Não faltam previsões de que as economias do Norte e do Nordeste serão as mais afetadas com o fim do auxílio emergencial. Qual o cenário da Bahia especificamente no panorama em que a segunda onda da pandemia já é realidade e os índices de desemprego seguem altos?

O fim do auxílio emergencial impactará significativamente na vida da população, pois ainda temos atividades com restrições de funcionamento e setores parados, como o de eventos. O valor que deixa de ser transferido chega a corresponder a 25% do PIB de determinados municípios baianos.

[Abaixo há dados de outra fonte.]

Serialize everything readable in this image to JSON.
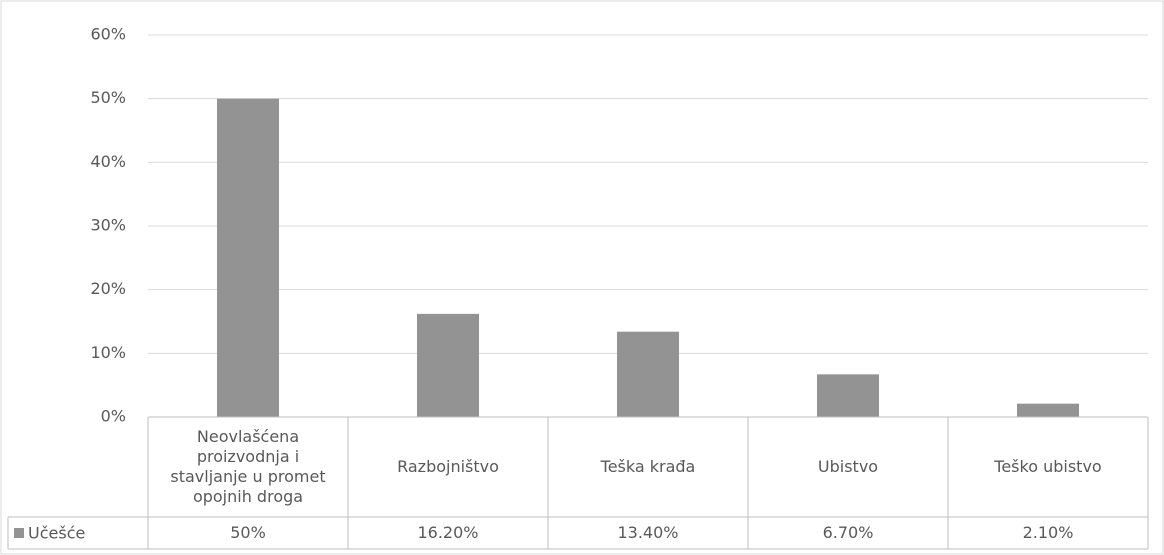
{
  "chart_data": {
    "type": "bar",
    "categories": [
      "Neovlašćena proizvodnja i stavljanje u promet opojnih droga",
      "Razbojništvo",
      "Teška krađa",
      "Ubistvo",
      "Teško ubistvo"
    ],
    "series": [
      {
        "name": "Učešće",
        "color": "#939393",
        "values": [
          50,
          16.2,
          13.4,
          6.7,
          2.1
        ],
        "value_labels": [
          "50%",
          "16.20%",
          "13.40%",
          "6.70%",
          "2.10%"
        ]
      }
    ],
    "ylim": [
      0,
      60
    ],
    "yticks": [
      {
        "value": 0,
        "label": "0%"
      },
      {
        "value": 10,
        "label": "10%"
      },
      {
        "value": 20,
        "label": "20%"
      },
      {
        "value": 30,
        "label": "30%"
      },
      {
        "value": 40,
        "label": "40%"
      },
      {
        "value": 50,
        "label": "50%"
      },
      {
        "value": 60,
        "label": "60%"
      }
    ],
    "grid": true,
    "data_table": true
  }
}
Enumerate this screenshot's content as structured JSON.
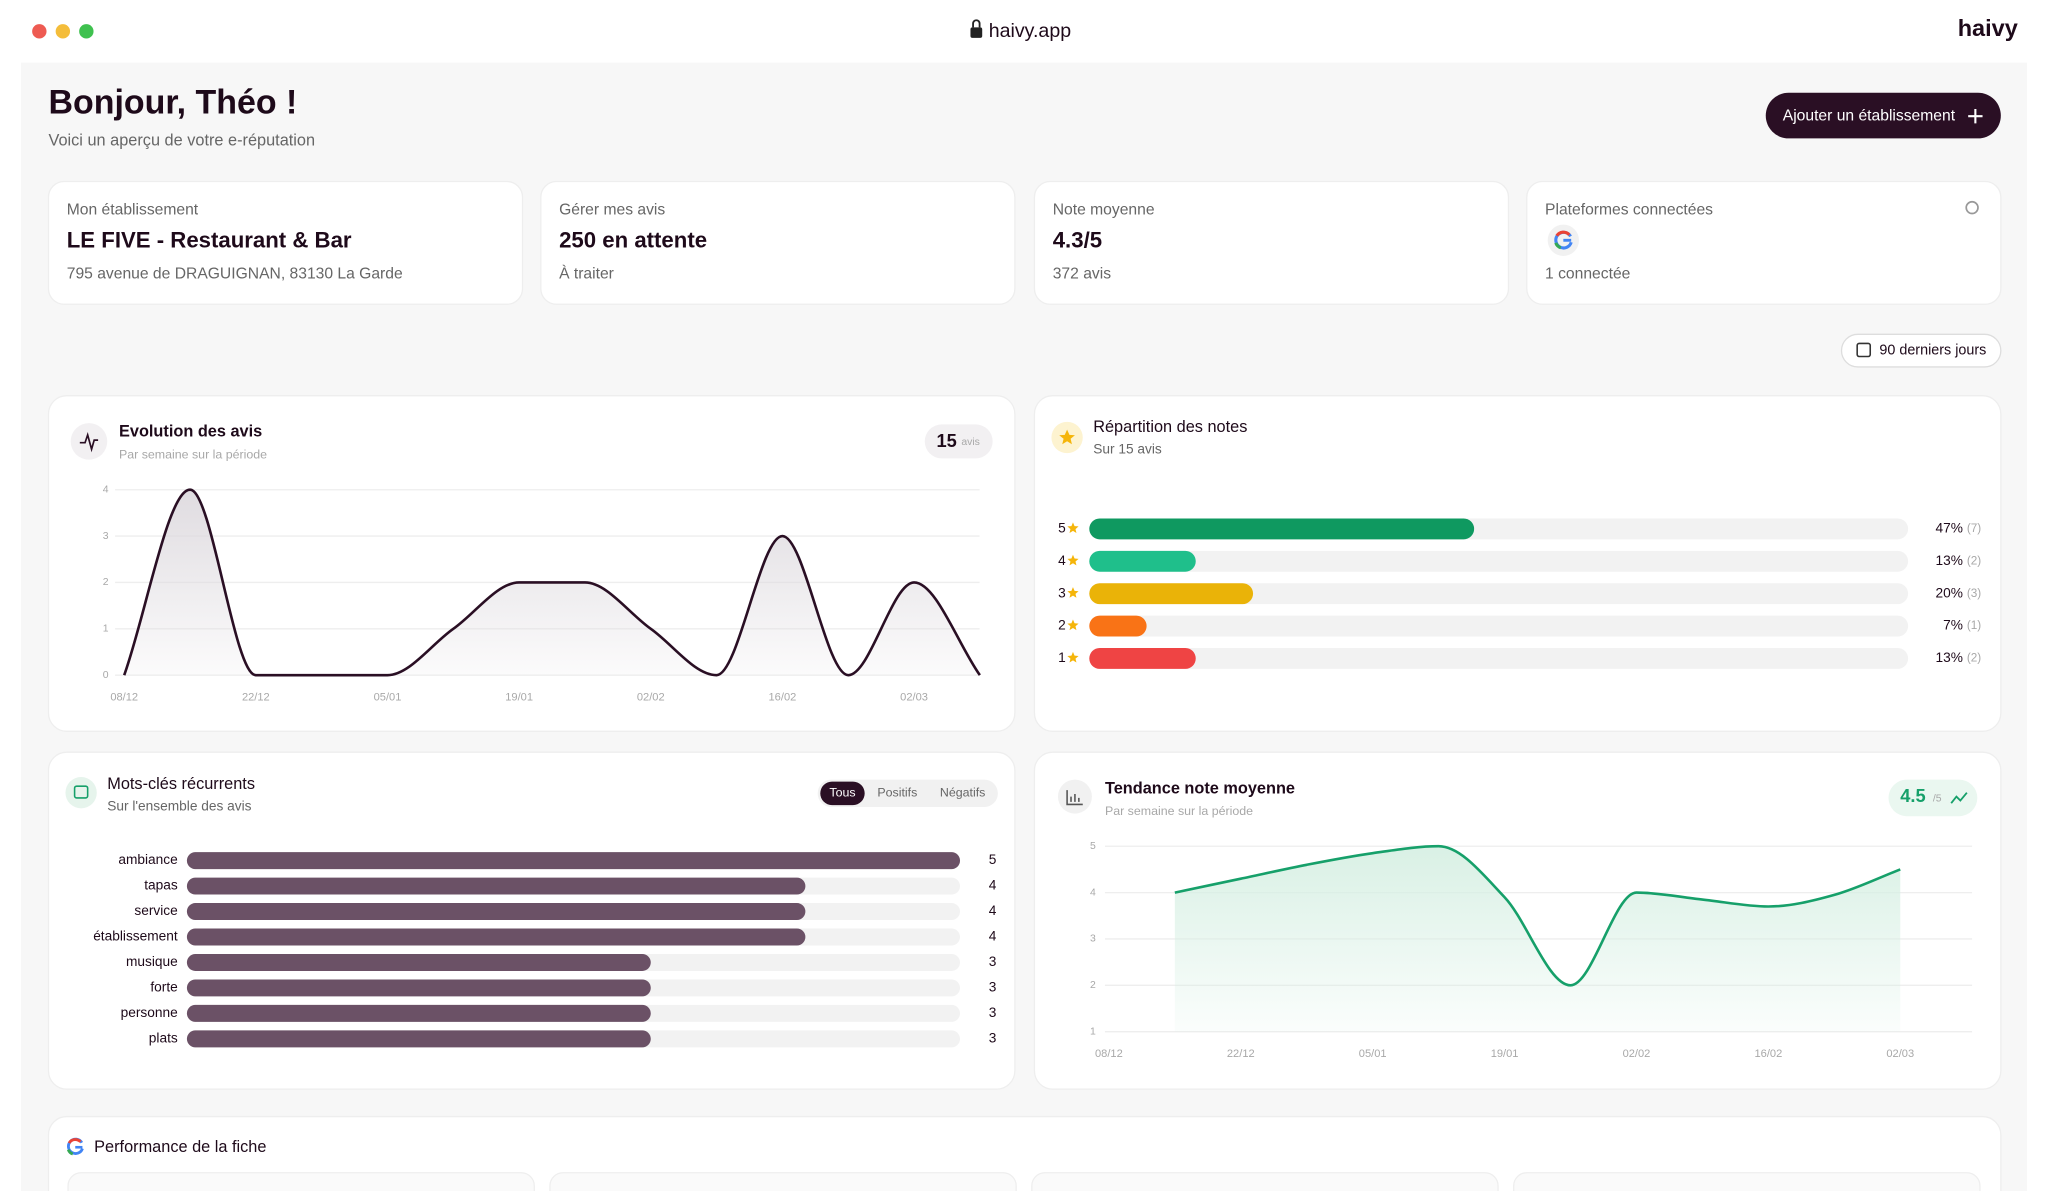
{
  "browser": {
    "url": "haivy.app",
    "brand": "haivy"
  },
  "header": {
    "title": "Bonjour, Théo !",
    "subtitle": "Voici un aperçu de votre e-réputation",
    "button": "Ajouter un établissement"
  },
  "cards": [
    {
      "label": "Mon établissement",
      "value": "LE FIVE - Restaurant & Bar",
      "sub": "795 avenue de DRAGUIGNAN, 83130 La Garde"
    },
    {
      "label": "Gérer mes avis",
      "value": "250 en attente",
      "sub": "À traiter"
    },
    {
      "label": "Note moyenne",
      "value": "4.3/5",
      "sub": "372 avis"
    },
    {
      "label": "Plateformes connectées",
      "sub": "1 connectée"
    }
  ],
  "period": "90 derniers jours",
  "chart_data": [
    {
      "type": "line",
      "title": "Evolution des avis",
      "subtitle": "Par semaine sur la période",
      "badge_value": 15,
      "badge_unit": "avis",
      "categories": [
        "08/12",
        null,
        "22/12",
        null,
        "05/01",
        null,
        "19/01",
        null,
        "02/02",
        null,
        "16/02",
        null,
        "02/03",
        null
      ],
      "values": [
        0,
        4,
        0,
        0,
        0,
        1,
        2,
        2,
        1,
        0,
        3,
        0,
        2,
        0
      ],
      "ylim": [
        0,
        4
      ],
      "yticks": [
        0,
        1,
        2,
        3,
        4
      ],
      "grid": true,
      "color": "#2a0f24",
      "fill": "#dcd8dd"
    },
    {
      "type": "bar",
      "orientation": "horizontal",
      "title": "Répartition des notes",
      "subtitle": "Sur 15 avis",
      "categories": [
        "5",
        "4",
        "3",
        "2",
        "1"
      ],
      "values": [
        47,
        13,
        20,
        7,
        13
      ],
      "value_labels": [
        "47%",
        "13%",
        "20%",
        "7%",
        "13%"
      ],
      "count_labels": [
        "(7)",
        "(2)",
        "(3)",
        "(1)",
        "(2)"
      ],
      "colors": [
        "#0f9960",
        "#1fbf8b",
        "#eab308",
        "#f97316",
        "#ef4444"
      ],
      "xlim": [
        0,
        100
      ]
    },
    {
      "type": "bar",
      "orientation": "horizontal",
      "title": "Mots-clés récurrents",
      "subtitle": "Sur l'ensemble des avis",
      "filters": [
        "Tous",
        "Positifs",
        "Négatifs"
      ],
      "categories": [
        "ambiance",
        "tapas",
        "service",
        "établissement",
        "musique",
        "forte",
        "personne",
        "plats"
      ],
      "values": [
        5,
        4,
        4,
        4,
        3,
        3,
        3,
        3
      ],
      "color": "#6b5166",
      "xlim": [
        0,
        5
      ]
    },
    {
      "type": "line",
      "title": "Tendance note moyenne",
      "subtitle": "Par semaine sur la période",
      "badge_value": 4.5,
      "badge_unit": "/5",
      "categories": [
        "08/12",
        null,
        "22/12",
        null,
        "05/01",
        null,
        "19/01",
        null,
        "02/02",
        null,
        "16/02",
        null,
        "02/03"
      ],
      "values": [
        null,
        4.0,
        4.3,
        4.6,
        4.85,
        5.0,
        3.9,
        2.0,
        4.0,
        3.85,
        3.7,
        3.95,
        4.5
      ],
      "ylim": [
        1,
        5
      ],
      "yticks": [
        1,
        2,
        3,
        4,
        5
      ],
      "grid": true,
      "color": "#16a06a",
      "fill": "#d5efe2"
    }
  ],
  "performance": {
    "title": "Performance de la fiche"
  }
}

A taxa de desemprego cresceu como prevíamos durante o processo de reabertura de algumas atividades. Isso é explicado porque o volume de pessoas que voltaram a procurar emprego supera as vagas nessa abertura. Muitas empresas não sobreviveram e o processo de recuperação está condicionado à eficiência e ao tempo de vacinação da população. Com a total falta de planejamento do governo federal, aliada a um descaso explícito para com a Covid, é possível que o processo de recuperação econômica em curso se dê de forma lenta. Aqui na Bahia, o governo estadual já preparou 5 mil salas de vacina nos 417 municípios, contando com 50 mil profissionais de saúde e distribuição de mais de 10 milhões de seringas e agulhas e lançou um plano que prevê 5 milhões de vacinados até maio. Precisamos torcer pra o governo federal não atrapalhar mais.

 

Vocês publicaram uma nota essa semana sobre a liderança da Ásia nas exportações do estado, informando que o índice ficou acima do esperado em 2020 com uma queda de 4,2% ante a retração de 7% no âmbito nacional. Como as parcerias com países do continente, em especial a China, podem ajudar na recuperação econômica da Bahia?

A China apresenta uma importância enorme como principal parceiro econômico do Brasil. A Bahia exportou U$ 2,5 bilhões para China em 2020, com soja, químicos, minérios e algodão dentre os principais produtos exportados. Nosso saldo comercial com eles é positivo em U$ 1,6 bilhão.  Enquanto a economia global decresceu em 2020, a China cresceu 1,8%. A previsão para 2021 é de crescimento da economia chinesa em 8%. Temos investimento chinês no Nordeste inclusive em áreas de alta tecnologia, alvo de disputas geopolíticas. A ambiciosa estratégia de desenvolvimento chinês impulsionará seus parceiros comerciais com potencial de complementaridade das cadeias produtivas. Um parceiro como este deve ser priorizado numa estratégia de atração de investimentos, ainda mais com a Europa e EUA patinando na recuperação econômica. Consideramos uma estratégia importante a iniciativa do governador em buscar investimento automotivo ou de outros segmentos industriais na China, Índia, Coréia do Sul e Japão.

 

Além disso, principalmente em Salvador, que é uma cidade de serviços, há os impactos das restrições de eventos. A prefeitura cogita um Carnaval em julho, mas o cenário é totalmente incerto e o secretário de Turismo do estado até já ressaltou que não vê possibilidade de realização de Carnaval nem São João neste ano. O que tem sido feito ou deve ser feito para atenuar essas perdas em mais um ano?

É um risco afirmar que teremos Carnaval em julho. A realização de qualquer festa depende do calendário de vacinação e pelo plano nacional não há data ainda para as pessoas com menos de 60 sem comorbidades. São 120 milhões de pessoas sem data de vacinação. Tanto o Carnaval quanto o São João são eventos que atraem pessoas do mundo todo e resto do Brasil, portanto mesmo fazendo bem nosso papel, dependemos do sucesso dos demais entes federativos no processo de vacinação. A melhor política neste momento para planejamento de festas importantes para nossa economia é a vacinação, e como dito anteriormente a Bahia está organizada e preparada para isso.